DANVILLE, Ky., (UPI) — U.S. Vice President Joe Biden must be “on his toes” in Thursday’s debate because Republican Paul Ryan is apt to tame his views, a senior campaign adviser said.
“I think he’s gonna have to be on his toes because my guess is you’re gonna see what [GOP presidential nominee] Mitt Romney tried to do [in last week's presidential debate], which is [have running mate] Paul Ryan, Congressman Ryan, walk away from the positions that he’s held during this campaign and try to give a much, much different and softer image for the American people,” Robert Gibbs told NBC’s “Today” show.
The 90-minute televised debate between the Democratic and Republican vice presidential nominees at Centre College’s 1,470-seat Newlin Hall in Danville, Ky., is to begin at 9 p.m. EDT and focus on domestic and foreign policy. It will be moderated by ABC News foreign correspondent Martha Raddatz.
Gibbs said Biden is “eager” to debate Ryan.
Ryan told radio station WJR, Detroit, Monday he expects Biden will come at him like a “cannonball.”
Ryan began preparing for the debate shortly after the Republican National Convention ended Aug. 30, Ryan spokesman Michael Steel was quoted by USA Today as saying.
The House Budget Committee chairman has had “at least eight or nine days” of practice sessions in Florida, Virginia, Wisconsin and Washington, D.C., Steel said.
Theodore Olson, U.S. solicitor general under President George W. Bush, played Biden in mock debates. Olson was a prominent critic of Bill Clinton’s presidency.
Ryan planned to continue preparing in Danville Thursday, Steel said.
Biden huddled over three days in his hometown of Wilmington, Del., with Rep. Chris Van Hollen of Maryland, Ryan’s Democratic counterpart on the House Budget Committee, standing in as Ryan in mock debates, the Biden campaign said.
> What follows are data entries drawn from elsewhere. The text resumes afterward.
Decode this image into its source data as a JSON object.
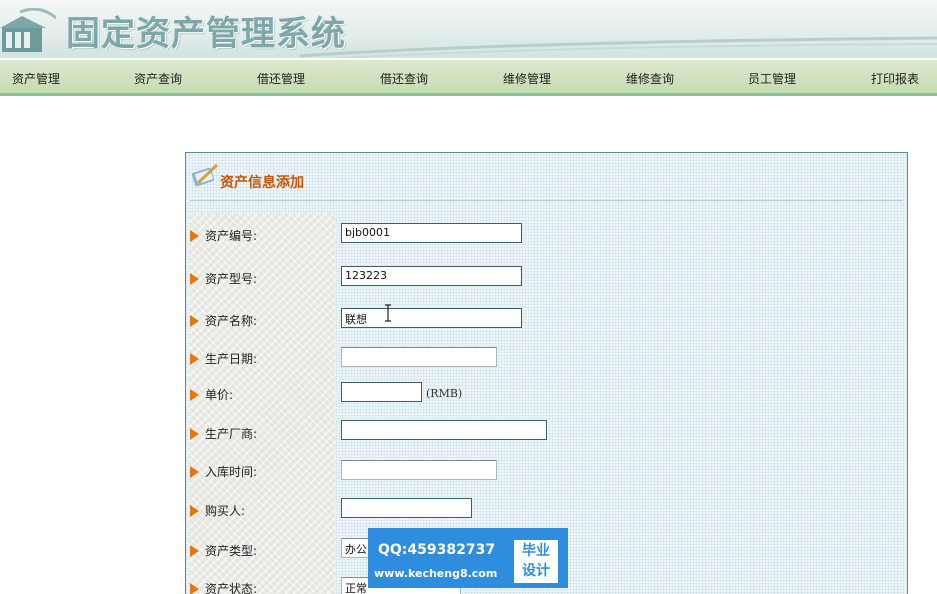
{
  "app": {
    "title": "固定资产管理系统"
  },
  "nav": {
    "items": [
      "资产管理",
      "资产查询",
      "借还管理",
      "借还查询",
      "维修管理",
      "维修查询",
      "员工管理",
      "打印报表"
    ]
  },
  "form": {
    "heading": "资产信息添加",
    "fields": [
      {
        "label": "资产编号:",
        "value": "bjb0001"
      },
      {
        "label": "资产型号:",
        "value": "123223"
      },
      {
        "label": "资产名称:",
        "value": "联想"
      },
      {
        "label": "生产日期:",
        "value": ""
      },
      {
        "label": "单价:",
        "value": "",
        "unit": "(RMB)"
      },
      {
        "label": "生产厂商:",
        "value": ""
      },
      {
        "label": "入库时间:",
        "value": ""
      },
      {
        "label": "购买人:",
        "value": ""
      },
      {
        "label": "资产类型:",
        "value": "办公"
      },
      {
        "label": "资产状态:",
        "value": "正常"
      }
    ]
  },
  "watermark": {
    "qq": "QQ:459382737",
    "site": "www.kecheng8.com",
    "badge_line1": "毕业",
    "badge_line2": "设计"
  },
  "colors": {
    "accent_orange": "#e07a10",
    "heading": "#c8560a",
    "nav_bg": "#c5dcb0",
    "watermark_blue": "#2f8ddf"
  }
}
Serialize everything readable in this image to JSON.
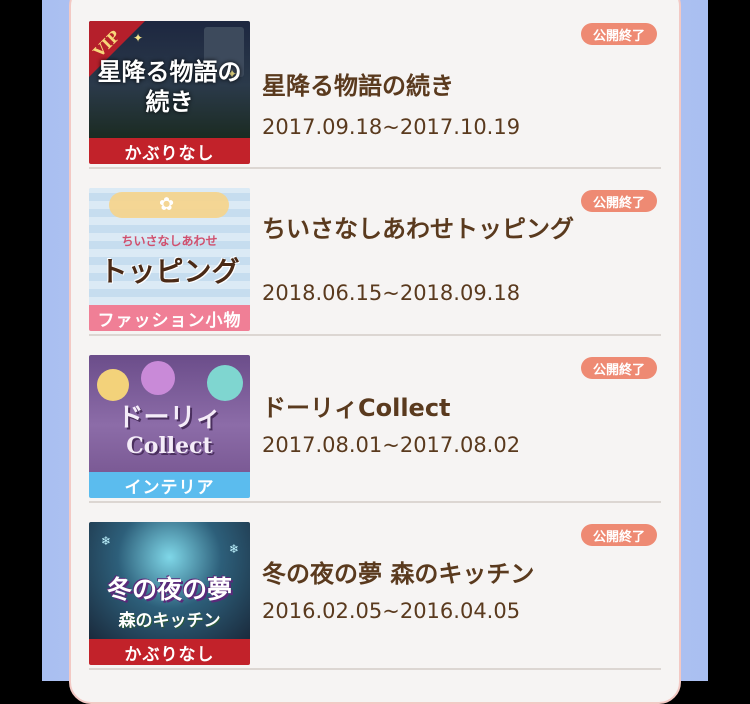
{
  "events": [
    {
      "title": "星降る物語の続き",
      "dates": "2017.09.18~2017.10.19",
      "status": "公開終了",
      "thumb_title": "星降る物語の続き",
      "thumb_tag": "VIP",
      "caption": "かぶりなし",
      "caption_color": "#c2222a"
    },
    {
      "title": "ちいさなしあわせトッピング",
      "dates": "2018.06.15~2018.09.18",
      "status": "公開終了",
      "thumb_subtitle": "ちいさなしあわせ",
      "thumb_title": "トッピング",
      "caption": "ファッション小物",
      "caption_color": "#f07f96"
    },
    {
      "title": "ドーリィCollect",
      "dates": "2017.08.01~2017.08.02",
      "status": "公開終了",
      "thumb_title": "ドーリィ",
      "thumb_title2": "Collect",
      "caption": "インテリア",
      "caption_color": "#5bbcee"
    },
    {
      "title": "冬の夜の夢 森のキッチン",
      "dates": "2016.02.05~2016.04.05",
      "status": "公開終了",
      "thumb_title": "冬の夜の夢",
      "thumb_subtitle": "森のキッチン",
      "caption": "かぶりなし",
      "caption_color": "#c2222a"
    }
  ]
}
Also participating in Biden’s debate preparations were President Barack Obama’s top political strategist, David Axelrod, former Biden Chief of Staff Ron Klain and longtime Biden adviser Ted Kauffman, the campaign said.
Obama campaign aides denied to the Los Angeles Times that Obama’s low-key debate showing last week had put performance pressure on Biden, saying the mood was light.
The vice president was to host his team with a homemade lasagna dinner at his home Wednesday after their final sessions, the Times said.
Obama acknowledged Wednesday he had an off-night at the Oct. 3 debate, which let Romney seize the initiative.
“I think it’s fair to say I was just too polite,” Obama told the syndicated “Tom Joyner Morning Show” Wednesday, adding he thought it was also “fair to say that we will see a little more activity at the next one.”
That debate Tuesday is to be a “town meeting” format at a 5,000-seat sports and exhibition complex at Hofstra University near New York City.
Obama later told ABC News, “Governor Romney had a good night [in the first debate] — I had a bad night.”
Romney spokeswoman Amanda Henneberg retorted Obama “had a bad four years and the American people suffered because of it.”
Obama told ABC he wasn’t dwelling on his Denver debate performance.
“I played a lot of sports when I was a kid, and still do,” he said. “If you have a bad game, you just move on. You look forward to the next one. And it makes you that much more determined. The difference between this and sports is that the stakes are so high.”